Privatizaquê? Sobre aeroportos, teles e a redução da tarifa energética
By Gustavo Noronha
Postado originalmente em 16 de setembro de 2012 no Observador Político e no Trezentos
Há um tempo atrás, com a privatização de 3 aeroportos anunciada pelo governo Dilma travei uma discussão muito interessante com um amigo psolista que é ávido defensor dos governos petistas, o Jonathan Simonin. Ao ser confrontado com o fato de que o governo Dilma está tomando a correta decisão de convidar a iniciativa privada para realizar os necessários investimentos de infra-estrutura ele já sapecou: não é privatização, é concessão – com data pra acabar! E disse mais: “pessoal do site tem que dar uma lida em direito administrativo pra saber a diferença da concessão pra privatização.”

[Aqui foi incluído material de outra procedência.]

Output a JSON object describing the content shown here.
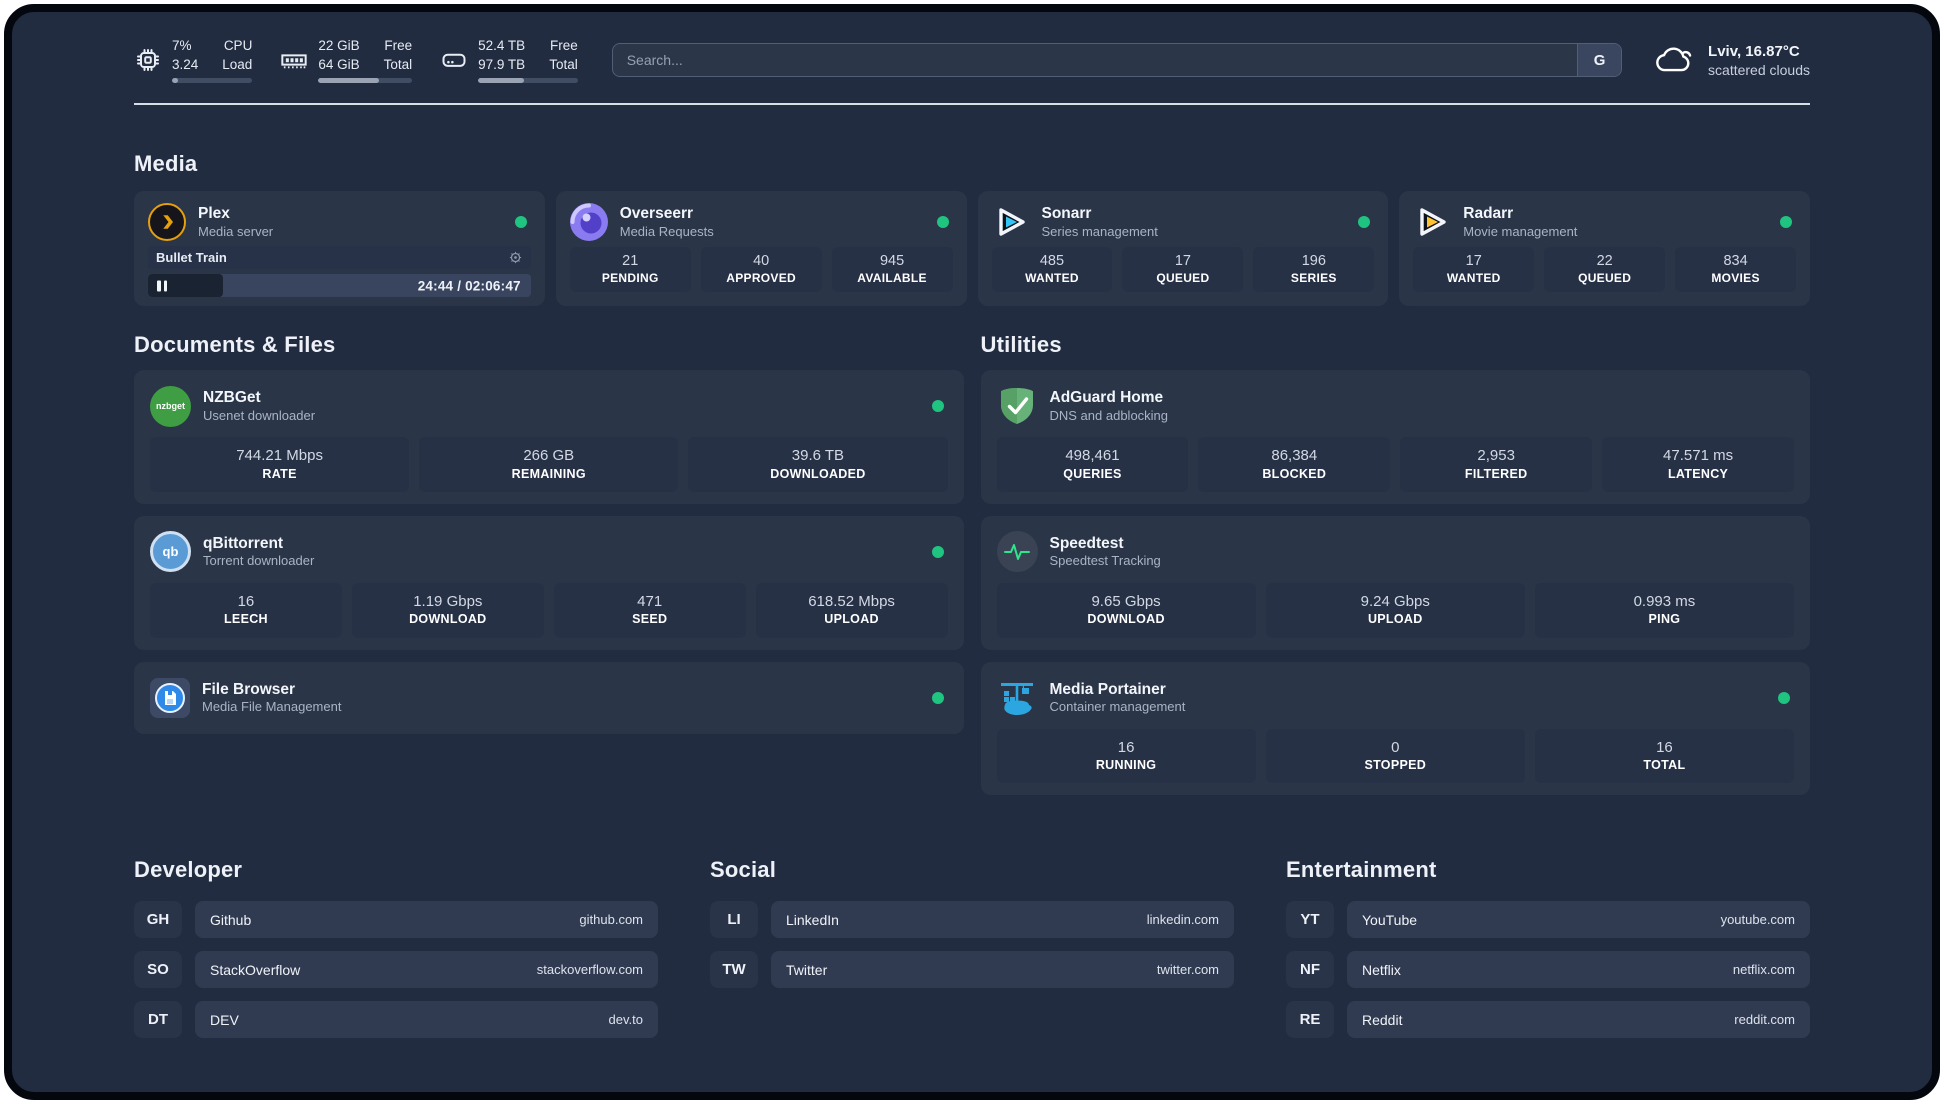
{
  "colors": {
    "status_online": "#1fc480",
    "plex_orange": "#e5a00d",
    "sonarr_blue": "#35c5f4",
    "radarr_yellow": "#ffc230",
    "portainer_blue": "#2ca6e0",
    "adguard_green": "#5fb36b",
    "speedtest_green": "#2ee58b"
  },
  "header": {
    "cpu": {
      "value_top": "7%",
      "value_bottom": "3.24",
      "label_top": "CPU",
      "label_bottom": "Load",
      "progress_pct": 7
    },
    "memory": {
      "value_top": "22 GiB",
      "value_bottom": "64 GiB",
      "label_top": "Free",
      "label_bottom": "Total",
      "progress_pct": 65
    },
    "storage": {
      "value_top": "52.4 TB",
      "value_bottom": "97.9 TB",
      "label_top": "Free",
      "label_bottom": "Total",
      "progress_pct": 46
    },
    "search": {
      "placeholder": "Search...",
      "engine_button": "G"
    },
    "weather": {
      "location": "Lviv, 16.87°C",
      "condition": "scattered clouds"
    }
  },
  "sections": {
    "media": "Media",
    "documents": "Documents & Files",
    "utilities": "Utilities",
    "developer": "Developer",
    "social": "Social",
    "entertainment": "Entertainment"
  },
  "apps": {
    "plex": {
      "name": "Plex",
      "description": "Media server",
      "now_playing": {
        "title": "Bullet Train",
        "time_display": "24:44 / 02:06:47",
        "progress_pct": 19.5
      }
    },
    "overseerr": {
      "name": "Overseerr",
      "description": "Media Requests",
      "stats": [
        {
          "value": "21",
          "label": "PENDING"
        },
        {
          "value": "40",
          "label": "APPROVED"
        },
        {
          "value": "945",
          "label": "AVAILABLE"
        }
      ]
    },
    "sonarr": {
      "name": "Sonarr",
      "description": "Series management",
      "stats": [
        {
          "value": "485",
          "label": "WANTED"
        },
        {
          "value": "17",
          "label": "QUEUED"
        },
        {
          "value": "196",
          "label": "SERIES"
        }
      ]
    },
    "radarr": {
      "name": "Radarr",
      "description": "Movie management",
      "stats": [
        {
          "value": "17",
          "label": "WANTED"
        },
        {
          "value": "22",
          "label": "QUEUED"
        },
        {
          "value": "834",
          "label": "MOVIES"
        }
      ]
    },
    "nzbget": {
      "name": "NZBGet",
      "description": "Usenet downloader",
      "icon_text": "nzbget",
      "stats": [
        {
          "value": "744.21 Mbps",
          "label": "RATE"
        },
        {
          "value": "266 GB",
          "label": "REMAINING"
        },
        {
          "value": "39.6 TB",
          "label": "DOWNLOADED"
        }
      ]
    },
    "qbittorrent": {
      "name": "qBittorrent",
      "description": "Torrent downloader",
      "icon_text": "qb",
      "stats": [
        {
          "value": "16",
          "label": "LEECH"
        },
        {
          "value": "1.19 Gbps",
          "label": "DOWNLOAD"
        },
        {
          "value": "471",
          "label": "SEED"
        },
        {
          "value": "618.52 Mbps",
          "label": "UPLOAD"
        }
      ]
    },
    "filebrowser": {
      "name": "File Browser",
      "description": "Media File Management"
    },
    "adguard": {
      "name": "AdGuard Home",
      "description": "DNS and adblocking",
      "stats": [
        {
          "value": "498,461",
          "label": "QUERIES"
        },
        {
          "value": "86,384",
          "label": "BLOCKED"
        },
        {
          "value": "2,953",
          "label": "FILTERED"
        },
        {
          "value": "47.571 ms",
          "label": "LATENCY"
        }
      ]
    },
    "speedtest": {
      "name": "Speedtest",
      "description": "Speedtest Tracking",
      "stats": [
        {
          "value": "9.65 Gbps",
          "label": "DOWNLOAD"
        },
        {
          "value": "9.24 Gbps",
          "label": "UPLOAD"
        },
        {
          "value": "0.993 ms",
          "label": "PING"
        }
      ]
    },
    "portainer": {
      "name": "Media Portainer",
      "description": "Container management",
      "stats": [
        {
          "value": "16",
          "label": "RUNNING"
        },
        {
          "value": "0",
          "label": "STOPPED"
        },
        {
          "value": "16",
          "label": "TOTAL"
        }
      ]
    }
  },
  "bookmarks": {
    "developer": {
      "title": "Developer",
      "items": [
        {
          "abbr": "GH",
          "name": "Github",
          "url": "github.com"
        },
        {
          "abbr": "SO",
          "name": "StackOverflow",
          "url": "stackoverflow.com"
        },
        {
          "abbr": "DT",
          "name": "DEV",
          "url": "dev.to"
        }
      ]
    },
    "social": {
      "title": "Social",
      "items": [
        {
          "abbr": "LI",
          "name": "LinkedIn",
          "url": "linkedin.com"
        },
        {
          "abbr": "TW",
          "name": "Twitter",
          "url": "twitter.com"
        }
      ]
    },
    "entertainment": {
      "title": "Entertainment",
      "items": [
        {
          "abbr": "YT",
          "name": "YouTube",
          "url": "youtube.com"
        },
        {
          "abbr": "NF",
          "name": "Netflix",
          "url": "netflix.com"
        },
        {
          "abbr": "RE",
          "name": "Reddit",
          "url": "reddit.com"
        }
      ]
    }
  }
}
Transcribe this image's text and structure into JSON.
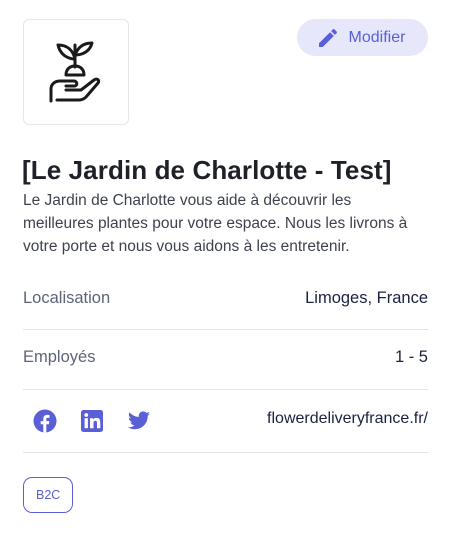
{
  "company": {
    "name": "[Le Jardin de Charlotte - Test]",
    "description": "Le Jardin de Charlotte vous aide à découvrir les meilleures plantes pour votre espace. Nous les livrons à votre porte et nous vous aidons à les entretenir.",
    "logo_icon": "plant-in-hand-icon"
  },
  "actions": {
    "edit_label": "Modifier",
    "edit_icon": "pencil-icon"
  },
  "details": [
    {
      "label": "Localisation",
      "value": "Limoges, France"
    },
    {
      "label": "Employés",
      "value": "1 - 5"
    }
  ],
  "socials": {
    "icons": [
      "facebook-icon",
      "linkedin-icon",
      "twitter-icon"
    ],
    "website": "flowerdeliveryfrance.fr/"
  },
  "tags": [
    "B2C"
  ],
  "colors": {
    "accent": "#5a5fd6",
    "accent_bg": "#e6e7fb",
    "text": "#1f2128",
    "muted": "#5d6479"
  }
}
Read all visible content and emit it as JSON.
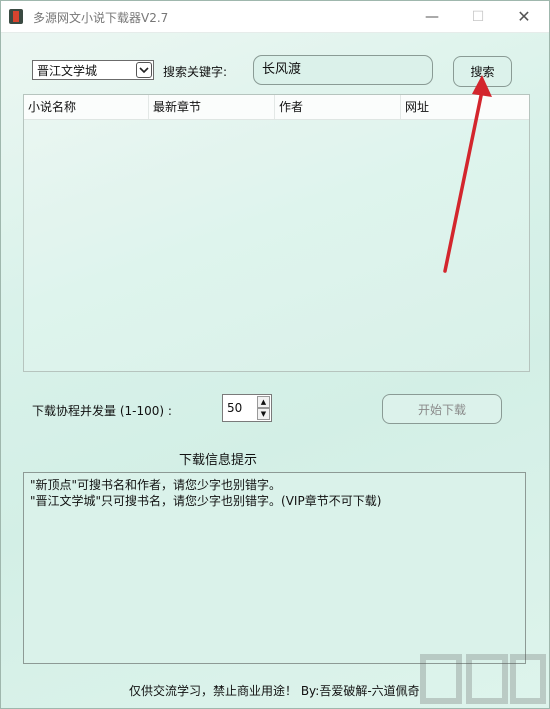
{
  "window": {
    "title": "多源网文小说下载器V2.7",
    "controls": {
      "minimize": "—",
      "maximize": "☐",
      "close": "✕"
    }
  },
  "search": {
    "source_selected": "晋江文学城",
    "keyword_label": "搜索关键字:",
    "keyword_value": "长风渡",
    "button": "搜索"
  },
  "results_table": {
    "columns": [
      "小说名称",
      "最新章节",
      "作者",
      "网址"
    ],
    "rows": []
  },
  "download": {
    "threads_label": "下载协程并发量 (1-100) :",
    "threads_value": "50",
    "start_button": "开始下载"
  },
  "info": {
    "title": "下载信息提示",
    "text": "\"新顶点\"可搜书名和作者，请您少字也别错字。\n\"晋江文学城\"只可搜书名，请您少字也别错字。(VIP章节不可下载)"
  },
  "footer": {
    "text": "仅供交流学习，禁止商业用途！ By:吾爱破解-六道佩奇"
  },
  "colors": {
    "window_bg": "#d9f2ea",
    "annotation_arrow": "#d3262d"
  }
}
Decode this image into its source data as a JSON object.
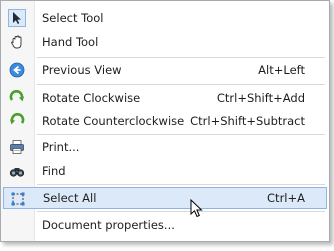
{
  "menu": {
    "items": [
      {
        "label": "Select Tool",
        "shortcut": "",
        "icon": "arrow-cursor-icon"
      },
      {
        "label": "Hand Tool",
        "shortcut": "",
        "icon": "hand-icon"
      },
      {
        "label": "Previous View",
        "shortcut": "Alt+Left",
        "icon": "back-arrow-icon"
      },
      {
        "label": "Rotate Clockwise",
        "shortcut": "Ctrl+Shift+Add",
        "icon": "rotate-clockwise-icon"
      },
      {
        "label": "Rotate Counterclockwise",
        "shortcut": "Ctrl+Shift+Subtract",
        "icon": "rotate-counterclockwise-icon"
      },
      {
        "label": "Print...",
        "shortcut": "",
        "icon": "printer-icon"
      },
      {
        "label": "Find",
        "shortcut": "",
        "icon": "binoculars-icon"
      },
      {
        "label": "Select All",
        "shortcut": "Ctrl+A",
        "icon": "select-all-icon"
      },
      {
        "label": "Document properties...",
        "shortcut": "",
        "icon": ""
      }
    ]
  },
  "colors": {
    "highlight": "#dbe9f9",
    "highlight_border": "#8fb5e3",
    "green_icon": "#4aa02c",
    "blue_icon": "#2d7bd4"
  }
}
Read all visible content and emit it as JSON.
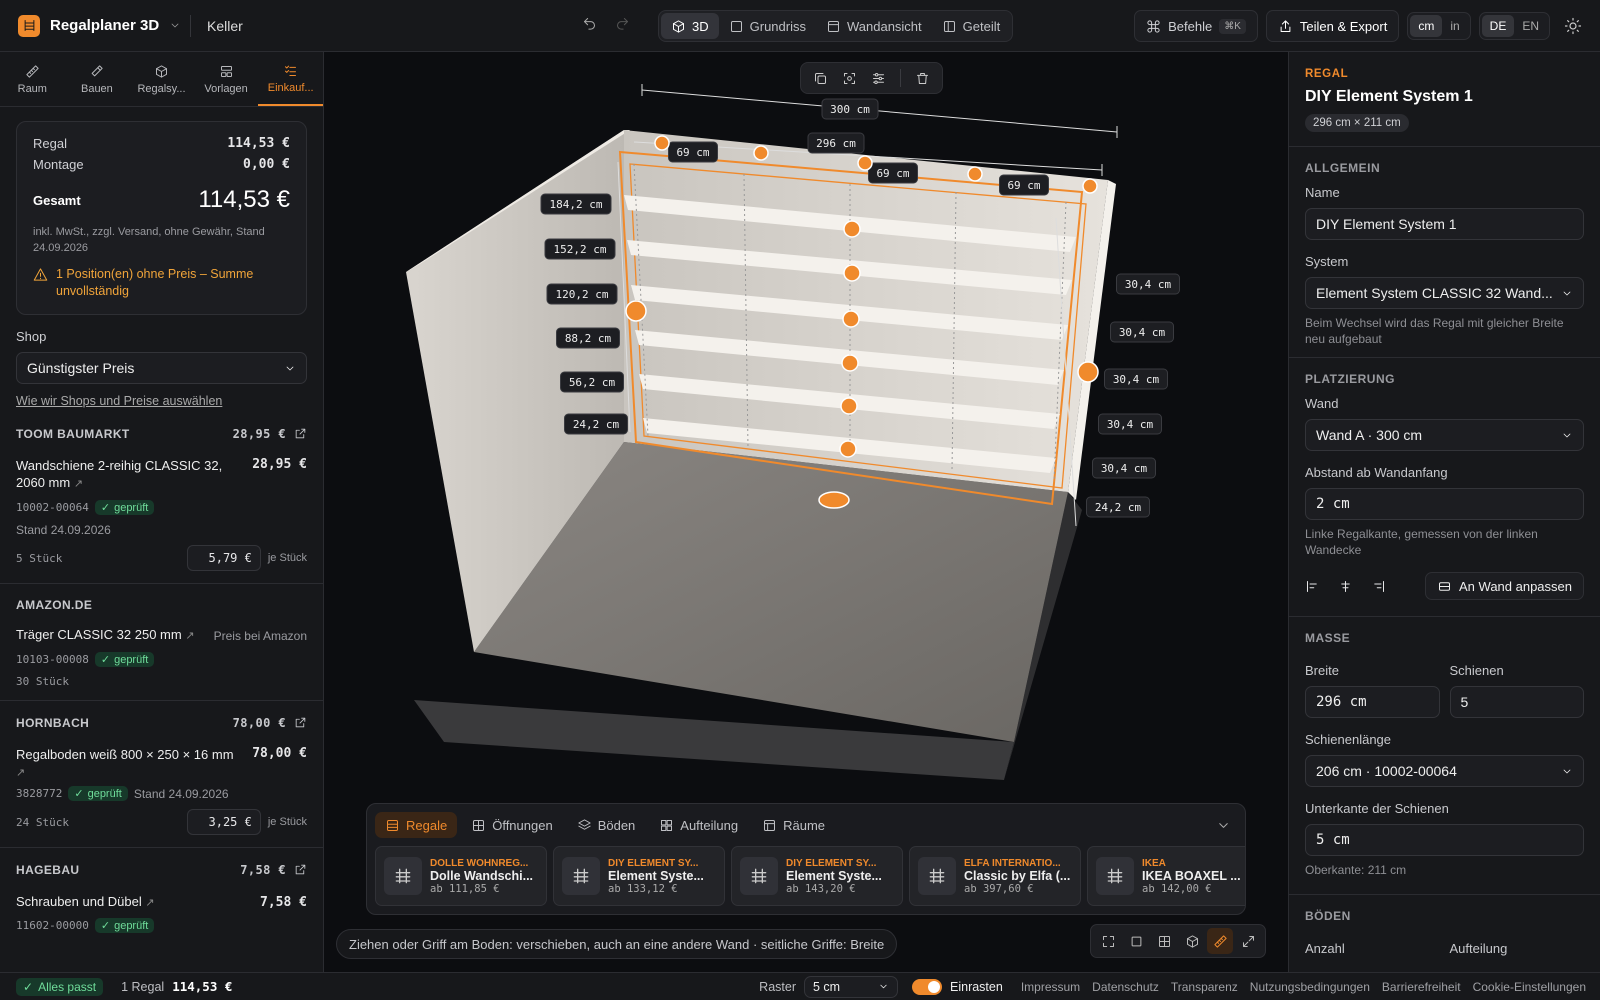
{
  "app": {
    "name": "Regalplaner 3D",
    "project": "Keller"
  },
  "views": [
    {
      "label": "3D"
    },
    {
      "label": "Grundriss"
    },
    {
      "label": "Wandansicht"
    },
    {
      "label": "Geteilt"
    }
  ],
  "header": {
    "commands": "Befehle",
    "shortcut": "⌘K",
    "share": "Teilen & Export",
    "unit_cm": "cm",
    "unit_in": "in",
    "lang_de": "DE",
    "lang_en": "EN"
  },
  "left_tabs": [
    {
      "label": "Raum"
    },
    {
      "label": "Bauen"
    },
    {
      "label": "Regalsy..."
    },
    {
      "label": "Vorlagen"
    },
    {
      "label": "Einkauf..."
    }
  ],
  "summary": {
    "regal_label": "Regal",
    "regal_value": "114,53 €",
    "montage_label": "Montage",
    "montage_value": "0,00 €",
    "total_label": "Gesamt",
    "total_value": "114,53 €",
    "note": "inkl. MwSt., zzgl. Versand, ohne Gewähr, Stand 24.09.2026",
    "warning": "1 Position(en) ohne Preis – Summe unvollständig"
  },
  "shop": {
    "label": "Shop",
    "selected": "Günstigster Preis",
    "link": "Wie wir Shops und Preise auswählen"
  },
  "shops": [
    {
      "name": "TOOM BAUMARKT",
      "total": "28,95 €",
      "item": "Wandschiene 2-reihig CLASSIC 32, 2060 mm",
      "item_price": "28,95 €",
      "sku": "10002-00064",
      "badge": "geprüft",
      "stand": "Stand 24.09.2026",
      "qty": "5 Stück",
      "unit_price": "5,79 €",
      "per": "je Stück"
    },
    {
      "name": "AMAZON.DE",
      "total": "",
      "item": "Träger CLASSIC 32 250 mm",
      "item_price": "Preis bei Amazon",
      "sku": "10103-00008",
      "badge": "geprüft",
      "qty": "30 Stück"
    },
    {
      "name": "HORNBACH",
      "total": "78,00 €",
      "item": "Regalboden weiß 800 × 250 × 16 mm",
      "item_price": "78,00 €",
      "sku": "3828772",
      "badge": "geprüft",
      "stand": "Stand 24.09.2026",
      "qty": "24 Stück",
      "unit_price": "3,25 €",
      "per": "je Stück"
    },
    {
      "name": "HAGEBAU",
      "total": "7,58 €",
      "item": "Schrauben und Dübel",
      "item_price": "7,58 €",
      "sku": "11602-00000",
      "badge": "geprüft"
    }
  ],
  "scene": {
    "dims_top": {
      "outer": "300 cm",
      "inner": "296 cm",
      "bays": [
        "69 cm",
        "69 cm",
        "69 cm"
      ]
    },
    "heights": [
      "184,2 cm",
      "152,2 cm",
      "120,2 cm",
      "88,2 cm",
      "56,2 cm",
      "24,2 cm"
    ],
    "spacings": [
      "30,4 cm",
      "30,4 cm",
      "30,4 cm",
      "30,4 cm",
      "30,4 cm",
      "24,2 cm"
    ]
  },
  "bottom_panel": {
    "tabs": [
      {
        "label": "Regale"
      },
      {
        "label": "Öffnungen"
      },
      {
        "label": "Böden"
      },
      {
        "label": "Aufteilung"
      },
      {
        "label": "Räume"
      }
    ],
    "cards": [
      {
        "brand": "DOLLE WOHNREG...",
        "name": "Dolle Wandschi...",
        "price": "ab 111,85 €"
      },
      {
        "brand": "DIY ELEMENT SY...",
        "name": "Element Syste...",
        "price": "ab 133,12 €"
      },
      {
        "brand": "DIY ELEMENT SY...",
        "name": "Element Syste...",
        "price": "ab 143,20 €"
      },
      {
        "brand": "ELFA INTERNATIO...",
        "name": "Classic by Elfa (...",
        "price": "ab 397,60 €"
      },
      {
        "brand": "IKEA",
        "name": "IKEA BOAXEL ...",
        "price": "ab 142,00 €"
      }
    ]
  },
  "hint": "Ziehen oder Griff am Boden: verschieben, auch an eine andere Wand · seitliche Griffe: Breite",
  "inspector": {
    "kind": "REGAL",
    "title": "DIY Element System 1",
    "size": "296 cm × 211 cm",
    "general": {
      "section": "ALLGEMEIN",
      "name_label": "Name",
      "name_value": "DIY Element System 1",
      "system_label": "System",
      "system_value": "Element System CLASSIC 32 Wand...",
      "system_help": "Beim Wechsel wird das Regal mit gleicher Breite neu aufgebaut"
    },
    "placement": {
      "section": "PLATZIERUNG",
      "wall_label": "Wand",
      "wall_value": "Wand A · 300 cm",
      "offset_label": "Abstand ab Wandanfang",
      "offset_value": "2 cm",
      "offset_help": "Linke Regalkante, gemessen von der linken Wandecke",
      "fit_button": "An Wand anpassen"
    },
    "masse": {
      "section": "MASSE",
      "width_label": "Breite",
      "width_value": "296 cm",
      "rails_label": "Schienen",
      "rails_value": "5",
      "rail_len_label": "Schienenlänge",
      "rail_len_value": "206 cm · 10002-00064",
      "bottom_label": "Unterkante der Schienen",
      "bottom_value": "5 cm",
      "top_note": "Oberkante: 211 cm"
    },
    "boden": {
      "section": "BÖDEN",
      "count_label": "Anzahl",
      "split_label": "Aufteilung"
    }
  },
  "status": {
    "ok": "Alles passt",
    "count": "1 Regal",
    "total": "114,53 €",
    "grid_label": "Raster",
    "grid_value": "5 cm",
    "snap": "Einrasten",
    "links": [
      {
        "label": "Impressum"
      },
      {
        "label": "Datenschutz"
      },
      {
        "label": "Transparenz"
      },
      {
        "label": "Nutzungsbedingungen"
      },
      {
        "label": "Barrierefreiheit"
      },
      {
        "label": "Cookie-Einstellungen"
      }
    ]
  },
  "colors": {
    "accent": "#f08a2c",
    "ok": "#6fdc9a",
    "bg": "#121316"
  }
}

Dados esses dois argumentos, coloquei alguns questionamentos: Primeiro, concessão tudo bem? Segundo, podemos parar de falar em privatização das telecomunicações, então, já que foi uma concessão? E, mais retoricamente, por que será que quem reclamava da “privatização” das teles não estudou direito administrativo antes? Acontece que meu amigo não acreditou que a concessão das telecomunicações o havia sido; “@gustavo tem data pra acabar? quando?”, disse ele.
Então expliquei pra ele que, sim, é uma concessão, e com data pra acabar! 2025. Em 2025 as concessões das teles para explorar o serviço de telefonia e inclusive os bens necessários para prestação do serviço, os chamados “bens reversíveis” voltam à União no final da concessão, o que permite ao Governo Federal, a partir daí tanto realizar uma nova concessão quanto voltar a operar o sistema, se achar que é o indicado.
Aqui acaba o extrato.